Je l’ai déjà écrit ici auparavant : je n’aime pas particulièrement la télévision, et je ne partage pas cette idée de la suprématie des séries d’HBO ou d’AMC sur Hollywood et le cinéma américain. Ou plutôt, je ne comprends pas l’intérêt d’une telle comparaison, même si je ne formule plus aujourd’hui mes réticences de la même manière que je l’ai fait la dernière fois. Pas nécessaire de me relire, c’était plutôt mal argumenté, j’écrivais que les séries télé sont essentiellement du cinéma, alors il n’y a pas lieu de comparer le cinéma au cinéma, mais je n’oserais jamais défendre ce point de vue aujourd’hui : si, encore une fois, la critique est une expérience de l’œuvre, il m’apparaît évident que l’expérience d’une série télé est fort différente de l’expérience d’un film, ces deux médias ne peuvent donc être si semblables. La différence majeure réside, il va sans dire, dans la structure épisodique d’une série télé, même dans le cas de téléfilm comme l’extraordinaire Mildred Pierce de Todd Haynes (ma critique dans le dernier numéro de la revue, et une oeuvre qui aurait dû figurer dans ma rétrospective 2011), dont le découpage en cinq morceaux ne nous permet pas de l’approcher comme s’il s’agissait d’un long métrage continu de plus de cinq heures, malgré que son langage visuel soit plus proprement cinématographique que la majorité de la production télévisuelle. Par nature, la série télé est une œuvre ouverte, chaque épisode se contient tout en lançant des ponts vers les autres épisodes, les autres saisons, et il y a toujours ce risque qu’une série se termine pour des raisons financières plutôt qu’artistiques. J’écrivais l’an dernier, dans une critique de 19-2, qu’il y a dans la forme de la série télé un inachèvement intrinsèque, une potentialité artistique rarement utilisée, mais je crois la trouver dans la série Breaking Bad, que je regarde présentement avec grand plaisir.

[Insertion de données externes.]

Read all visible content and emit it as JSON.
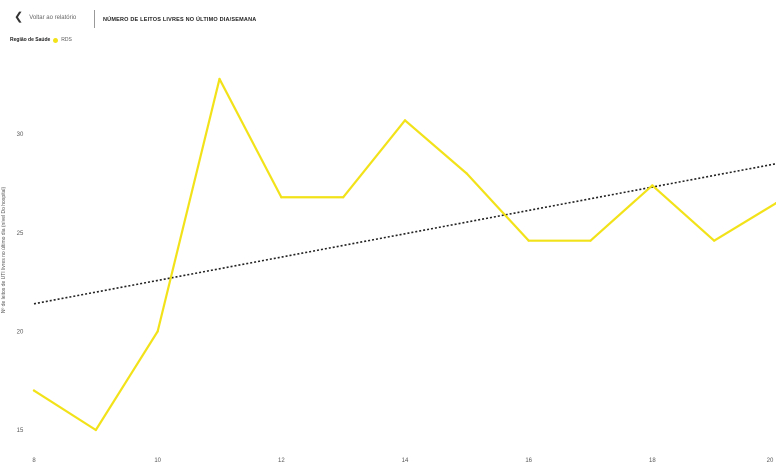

La structure traditionnelle d’un épisode de série télé articule les personnages et les enjeux autour d’un thème différent chaque semaine, faisant ainsi avancer le macro-récit à travers une série de répétitions et de variations, chaque épisode étant une sorte de micro-récit explorant une idée reliée à la narration principale (l’exemple type serait une série sur la justice où le procès de la semaine reflète les développements dans la vie personnelle des avocats). Cette structure semble de moins en moins présente aujourd’hui, on préfère les récits de longue haleine ne se laissant pas découper aussi facilement, les épisodes ne sont pas centrés sur un seul thème précis, évitant ce type de formule identifiable, peut-être parce qu’il s’agissait d’un legs considéré indésirable de ce format téléroman duquel l’on tente de s’éloigner pour se rapprocher de la forme cinématographique, perçue comme plus noble, peut-être aussi parce que les séries sont regardées de plus en plus en DVD, ce mode de visionnement continu rendant les répétitions plus redondantes qu’elles ne le sont lorsque les épisodes sont vus de façon hebdomadaire. Il y avait là pourtant l’un des principaux atouts de cette structure sérielle, même si cette formule était souvent utilisée de manière plus paresseuse qu’expressive, la répétition étant un formidable outil narratif, d’une richesse de sens inouïe (quand j’analyse l’œuvre de Clint Eastwood ou de Steven Spielberg par exemple, c’est justement à partir de variations sur des motifs récurrents).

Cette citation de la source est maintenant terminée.